Here’s the thing: when a platform pays you through your regular bank account, they’re basically handing you off to another financial institution. They lose visibility into what happens next—do you spend it immediately? Save it? Transfer it elsewhere? More importantly, they lose the chance to offer you financial products right when you need them. Think about it: if you’re a gig worker getting paid instantly through a platform-branded account, wouldn’t you be more likely to use their cash advance feature or savings tool? That’s the real prize here. It’s not just about processing payments—it’s about owning the entire financial relationship.

The Gig Economy Leads the Charge

Gig platforms understand this better than anyone. When 87% of them say they want to pay workers directly through their own networks, they’re acknowledging something crucial: the entity that pays you first wins your trust. And probably your wallet share too. These platforms already have workers checking their apps multiple times daily for earnings updates and new gigs. Why send them elsewhere for their money? Keeping payouts in-house turns the earnings tab into a financial hub—cash advances, savings tools, even insurance products can live right where the money lands. It’s a smarter business model, frankly.

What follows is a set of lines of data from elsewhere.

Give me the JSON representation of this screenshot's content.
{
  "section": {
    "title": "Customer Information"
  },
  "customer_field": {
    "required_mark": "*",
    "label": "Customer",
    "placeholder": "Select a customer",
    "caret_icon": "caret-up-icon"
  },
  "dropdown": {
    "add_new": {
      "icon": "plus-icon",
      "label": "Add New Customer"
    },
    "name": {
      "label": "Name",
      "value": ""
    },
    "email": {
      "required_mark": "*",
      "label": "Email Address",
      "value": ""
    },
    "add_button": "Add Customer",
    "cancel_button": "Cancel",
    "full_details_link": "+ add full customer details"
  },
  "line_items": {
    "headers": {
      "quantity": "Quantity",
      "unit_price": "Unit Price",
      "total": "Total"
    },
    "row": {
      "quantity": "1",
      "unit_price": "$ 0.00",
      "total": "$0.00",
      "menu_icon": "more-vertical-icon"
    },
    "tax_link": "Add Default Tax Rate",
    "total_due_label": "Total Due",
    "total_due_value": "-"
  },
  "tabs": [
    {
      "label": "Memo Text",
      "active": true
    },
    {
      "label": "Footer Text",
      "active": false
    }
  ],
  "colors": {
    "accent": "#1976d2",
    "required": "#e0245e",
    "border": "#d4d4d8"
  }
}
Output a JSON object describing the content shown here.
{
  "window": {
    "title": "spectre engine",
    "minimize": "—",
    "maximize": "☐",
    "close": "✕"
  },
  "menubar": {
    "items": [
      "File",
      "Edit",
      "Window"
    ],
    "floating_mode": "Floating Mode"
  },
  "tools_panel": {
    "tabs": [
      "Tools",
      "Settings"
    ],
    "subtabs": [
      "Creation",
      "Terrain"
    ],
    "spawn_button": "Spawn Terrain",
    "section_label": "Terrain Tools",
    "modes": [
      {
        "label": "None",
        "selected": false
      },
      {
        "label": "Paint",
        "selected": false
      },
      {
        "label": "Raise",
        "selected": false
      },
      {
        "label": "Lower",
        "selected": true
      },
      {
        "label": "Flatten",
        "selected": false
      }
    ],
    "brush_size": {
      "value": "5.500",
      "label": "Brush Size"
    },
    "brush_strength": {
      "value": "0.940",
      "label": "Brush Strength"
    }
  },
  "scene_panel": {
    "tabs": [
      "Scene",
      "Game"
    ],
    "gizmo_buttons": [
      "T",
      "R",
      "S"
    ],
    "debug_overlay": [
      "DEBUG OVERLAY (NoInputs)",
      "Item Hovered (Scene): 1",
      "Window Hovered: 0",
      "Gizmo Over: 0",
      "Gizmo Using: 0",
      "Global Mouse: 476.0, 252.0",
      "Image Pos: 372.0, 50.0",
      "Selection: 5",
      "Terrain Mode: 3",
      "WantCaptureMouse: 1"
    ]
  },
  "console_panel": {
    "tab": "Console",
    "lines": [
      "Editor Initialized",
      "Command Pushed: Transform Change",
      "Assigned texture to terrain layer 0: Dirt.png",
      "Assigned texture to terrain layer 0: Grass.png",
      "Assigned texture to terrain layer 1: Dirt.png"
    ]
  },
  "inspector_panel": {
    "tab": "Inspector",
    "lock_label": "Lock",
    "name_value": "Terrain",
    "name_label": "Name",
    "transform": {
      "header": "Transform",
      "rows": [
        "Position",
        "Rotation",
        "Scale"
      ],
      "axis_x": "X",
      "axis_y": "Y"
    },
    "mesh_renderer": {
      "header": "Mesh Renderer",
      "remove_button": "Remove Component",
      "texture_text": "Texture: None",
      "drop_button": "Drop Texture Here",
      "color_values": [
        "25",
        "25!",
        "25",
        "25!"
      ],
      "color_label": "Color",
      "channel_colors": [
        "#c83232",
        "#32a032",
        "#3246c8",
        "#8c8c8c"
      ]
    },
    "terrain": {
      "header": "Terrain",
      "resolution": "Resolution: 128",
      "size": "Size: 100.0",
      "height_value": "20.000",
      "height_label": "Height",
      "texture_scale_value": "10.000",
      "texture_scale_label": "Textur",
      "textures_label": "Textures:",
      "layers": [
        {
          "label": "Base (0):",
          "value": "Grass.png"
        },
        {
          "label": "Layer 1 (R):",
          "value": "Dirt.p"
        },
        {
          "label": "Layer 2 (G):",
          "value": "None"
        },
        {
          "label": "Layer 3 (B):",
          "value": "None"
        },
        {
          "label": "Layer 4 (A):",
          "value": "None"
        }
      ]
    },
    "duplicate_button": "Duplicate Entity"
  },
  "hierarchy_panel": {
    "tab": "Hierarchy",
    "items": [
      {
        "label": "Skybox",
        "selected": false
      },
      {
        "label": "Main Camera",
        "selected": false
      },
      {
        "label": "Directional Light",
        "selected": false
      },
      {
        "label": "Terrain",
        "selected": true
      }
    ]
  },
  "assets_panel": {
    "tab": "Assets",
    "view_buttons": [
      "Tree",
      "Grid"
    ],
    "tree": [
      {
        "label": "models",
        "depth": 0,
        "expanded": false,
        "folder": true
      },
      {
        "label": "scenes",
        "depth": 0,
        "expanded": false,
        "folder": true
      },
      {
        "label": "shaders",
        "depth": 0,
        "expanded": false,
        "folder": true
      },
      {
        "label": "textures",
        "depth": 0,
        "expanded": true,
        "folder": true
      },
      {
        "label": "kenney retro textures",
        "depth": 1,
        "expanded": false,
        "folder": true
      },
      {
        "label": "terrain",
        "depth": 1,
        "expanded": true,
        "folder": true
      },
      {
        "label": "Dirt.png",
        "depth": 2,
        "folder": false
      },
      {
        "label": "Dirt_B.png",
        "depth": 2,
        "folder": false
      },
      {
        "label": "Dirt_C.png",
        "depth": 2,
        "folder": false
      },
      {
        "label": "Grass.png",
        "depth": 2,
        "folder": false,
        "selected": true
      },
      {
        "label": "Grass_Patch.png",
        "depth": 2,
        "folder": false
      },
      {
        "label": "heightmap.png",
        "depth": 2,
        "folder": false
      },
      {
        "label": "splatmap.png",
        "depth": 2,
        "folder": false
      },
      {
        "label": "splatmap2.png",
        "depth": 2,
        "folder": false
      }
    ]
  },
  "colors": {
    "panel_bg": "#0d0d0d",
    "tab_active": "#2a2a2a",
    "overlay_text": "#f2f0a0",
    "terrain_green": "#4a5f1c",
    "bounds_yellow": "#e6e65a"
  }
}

You Don’t Need to Be a Bank

The beautiful part? Companies don’t need to become full-blown banks to pull this off. Banking-as-a-service and embedded finance platforms have made it incredibly easy to spin up virtual accounts, payment cards, or wallets without the regulatory headache. Providers like Ingo Payments specialize in handling the compliance and risk monitoring at scale. So a marketplace can offer working capital to sellers without ever calling itself a bank. A gig platform can provide cash advances without dealing with banking charters. The financial infrastructure becomes invisible—just another feature in the app.

What This Means For Users

For users, this changes everything without feeling like banking. That checkout button on your favorite marketplace? It could become your gateway to a credit line. The earnings section of your gig app? Suddenly it’s offering instant cash advances. Your rewards wallet? Now it’s a spending account with a virtual card. Nothing screams “bank” but everything works like financial infrastructure. The question is whether users will embrace this convenience or feel trapped by platform-controlled finances. After all, when your paycheck, your credit, and your spending tools all live in one app, how easy is it to leave?